ESPÍRITOS — Que cheiro ruim... Tem gente aí com corpo ainda. Como cheira mal.

(Espíritos trazem arcos e flechas e estão enfeitados com penachos. Aravutará não liga às críticas, ansioso por encontrar o amigo.)

ARAVUTARÁ — Como é, meu companheiro vem?

ESPÍRITO — Vem, sim. Mas é o último da fila.

(O amigo vem rindo, lá atrás, alegre como todos os demais.)

AMIGO — Salve, Aravutará. Então, companheiro, nós não combinamos que quando um morresse o outro ia procurar?

ARAVUTARÁ — Por isso mesmo estou aqui. Vim te encontrar.

AMIGO — Eu já te esperava. Quando o sol se apagasse.

ESPÍRITO (Do Amigo) — Ande, não podemos parar.

ARAVUTARÁ — Aonde vai esse pessoal?

AMIGO — Vai pra festa lutar com os pássaros.

ARAVUTARÁ — Eu vou com vocês.

AMIGO — É muito perigoso. Não é coisa pra você.

ARAVUTARÁ — Tenho que ir. Nós somos amigos.

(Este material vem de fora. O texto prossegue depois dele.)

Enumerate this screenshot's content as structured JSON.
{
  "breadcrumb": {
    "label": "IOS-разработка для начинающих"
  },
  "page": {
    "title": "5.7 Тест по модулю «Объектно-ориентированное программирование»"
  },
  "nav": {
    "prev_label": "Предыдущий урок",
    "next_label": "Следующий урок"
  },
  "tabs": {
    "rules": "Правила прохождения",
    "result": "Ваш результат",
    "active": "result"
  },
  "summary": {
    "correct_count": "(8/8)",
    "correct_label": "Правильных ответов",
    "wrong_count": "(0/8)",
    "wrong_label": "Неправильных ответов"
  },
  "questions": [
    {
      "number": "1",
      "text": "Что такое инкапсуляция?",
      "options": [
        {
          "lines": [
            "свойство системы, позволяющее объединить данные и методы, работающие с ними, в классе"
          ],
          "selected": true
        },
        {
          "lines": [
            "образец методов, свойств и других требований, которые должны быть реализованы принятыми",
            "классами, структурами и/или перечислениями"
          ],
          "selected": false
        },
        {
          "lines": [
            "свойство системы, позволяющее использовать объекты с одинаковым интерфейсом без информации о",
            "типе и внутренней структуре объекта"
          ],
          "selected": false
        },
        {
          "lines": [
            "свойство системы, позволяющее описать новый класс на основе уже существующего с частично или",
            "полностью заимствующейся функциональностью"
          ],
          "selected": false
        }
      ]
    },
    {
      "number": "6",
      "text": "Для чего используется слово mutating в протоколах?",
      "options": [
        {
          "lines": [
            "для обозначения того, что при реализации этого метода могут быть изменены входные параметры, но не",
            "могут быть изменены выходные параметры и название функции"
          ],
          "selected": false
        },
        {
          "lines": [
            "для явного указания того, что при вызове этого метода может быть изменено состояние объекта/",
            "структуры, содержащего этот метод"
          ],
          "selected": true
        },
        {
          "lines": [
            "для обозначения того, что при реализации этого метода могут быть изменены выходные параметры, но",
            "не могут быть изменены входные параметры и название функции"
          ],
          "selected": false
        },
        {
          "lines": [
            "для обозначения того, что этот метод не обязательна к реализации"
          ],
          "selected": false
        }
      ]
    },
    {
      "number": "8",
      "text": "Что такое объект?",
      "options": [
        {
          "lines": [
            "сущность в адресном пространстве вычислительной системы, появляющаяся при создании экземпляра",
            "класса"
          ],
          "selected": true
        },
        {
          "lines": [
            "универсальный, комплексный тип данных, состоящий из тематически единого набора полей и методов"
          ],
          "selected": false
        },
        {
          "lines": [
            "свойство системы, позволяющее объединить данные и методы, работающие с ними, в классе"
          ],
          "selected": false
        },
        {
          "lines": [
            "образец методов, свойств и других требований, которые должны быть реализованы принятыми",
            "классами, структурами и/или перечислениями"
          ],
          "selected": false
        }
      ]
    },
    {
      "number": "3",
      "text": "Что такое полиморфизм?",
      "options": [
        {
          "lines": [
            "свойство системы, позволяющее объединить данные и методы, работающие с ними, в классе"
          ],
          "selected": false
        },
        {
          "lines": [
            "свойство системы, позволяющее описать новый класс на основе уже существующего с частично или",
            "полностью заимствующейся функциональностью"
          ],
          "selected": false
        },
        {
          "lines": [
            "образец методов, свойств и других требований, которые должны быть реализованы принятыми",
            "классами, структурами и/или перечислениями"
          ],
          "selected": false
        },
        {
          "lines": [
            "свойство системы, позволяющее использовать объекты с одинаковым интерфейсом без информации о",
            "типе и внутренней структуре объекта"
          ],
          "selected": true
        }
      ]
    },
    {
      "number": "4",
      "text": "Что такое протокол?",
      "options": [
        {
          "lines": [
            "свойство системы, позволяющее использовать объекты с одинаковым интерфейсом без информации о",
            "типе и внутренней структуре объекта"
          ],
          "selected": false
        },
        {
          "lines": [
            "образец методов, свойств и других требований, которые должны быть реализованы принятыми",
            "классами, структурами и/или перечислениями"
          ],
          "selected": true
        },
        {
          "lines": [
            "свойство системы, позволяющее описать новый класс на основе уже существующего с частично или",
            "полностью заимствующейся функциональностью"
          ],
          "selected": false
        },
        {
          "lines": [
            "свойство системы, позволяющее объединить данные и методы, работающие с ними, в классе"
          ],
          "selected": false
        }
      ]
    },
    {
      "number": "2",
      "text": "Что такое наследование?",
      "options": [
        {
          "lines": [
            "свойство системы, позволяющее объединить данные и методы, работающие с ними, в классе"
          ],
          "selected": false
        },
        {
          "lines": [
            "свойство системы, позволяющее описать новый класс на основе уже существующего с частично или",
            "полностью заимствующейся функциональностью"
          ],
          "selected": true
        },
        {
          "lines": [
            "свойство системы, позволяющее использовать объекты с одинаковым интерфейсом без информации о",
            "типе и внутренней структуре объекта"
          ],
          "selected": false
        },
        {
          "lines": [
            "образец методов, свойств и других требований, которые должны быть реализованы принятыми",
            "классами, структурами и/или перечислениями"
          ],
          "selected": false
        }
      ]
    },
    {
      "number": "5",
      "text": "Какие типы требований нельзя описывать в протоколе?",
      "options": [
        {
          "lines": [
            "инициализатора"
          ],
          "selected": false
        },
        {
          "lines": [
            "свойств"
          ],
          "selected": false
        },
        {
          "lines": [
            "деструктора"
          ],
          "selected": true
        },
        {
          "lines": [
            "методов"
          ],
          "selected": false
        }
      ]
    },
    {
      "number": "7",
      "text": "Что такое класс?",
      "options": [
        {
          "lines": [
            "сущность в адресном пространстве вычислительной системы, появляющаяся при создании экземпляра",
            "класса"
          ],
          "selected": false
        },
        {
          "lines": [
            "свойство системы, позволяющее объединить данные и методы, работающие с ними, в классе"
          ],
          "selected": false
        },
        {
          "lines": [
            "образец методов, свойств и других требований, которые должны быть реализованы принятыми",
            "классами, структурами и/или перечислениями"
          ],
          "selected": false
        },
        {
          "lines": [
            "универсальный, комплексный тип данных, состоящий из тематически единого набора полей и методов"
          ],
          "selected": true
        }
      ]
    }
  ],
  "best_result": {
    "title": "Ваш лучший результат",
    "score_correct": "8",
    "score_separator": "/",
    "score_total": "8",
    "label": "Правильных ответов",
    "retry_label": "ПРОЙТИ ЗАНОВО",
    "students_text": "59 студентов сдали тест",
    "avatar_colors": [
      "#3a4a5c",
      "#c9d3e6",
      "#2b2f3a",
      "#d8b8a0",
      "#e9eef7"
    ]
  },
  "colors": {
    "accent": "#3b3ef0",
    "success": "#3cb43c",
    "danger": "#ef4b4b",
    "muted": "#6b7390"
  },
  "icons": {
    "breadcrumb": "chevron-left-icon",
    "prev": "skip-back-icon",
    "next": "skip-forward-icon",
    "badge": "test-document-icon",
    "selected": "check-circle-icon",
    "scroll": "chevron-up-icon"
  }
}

Preciso ir; nós sempre andamos juntos.

AMIGO — Vamos embora, então. Você tem flecha?

ARAVUTARÁ (Mostra.) — Trouxe arco, flecha, borduna, a rede, e minha flauta de bambu.

AMIGO — Vamos precisar de uma esteira pra guardar penas de passarinhos.

ARAVUTARÁ — Pode deixar; eu tranço uma.

AMIGO — Vamos ter que acampar no caminho pra chegar aonde vamos. Mas você não pode dormir.

ARAVUTARÁ — Não faz mal. Fico acordado, trançando a esteira.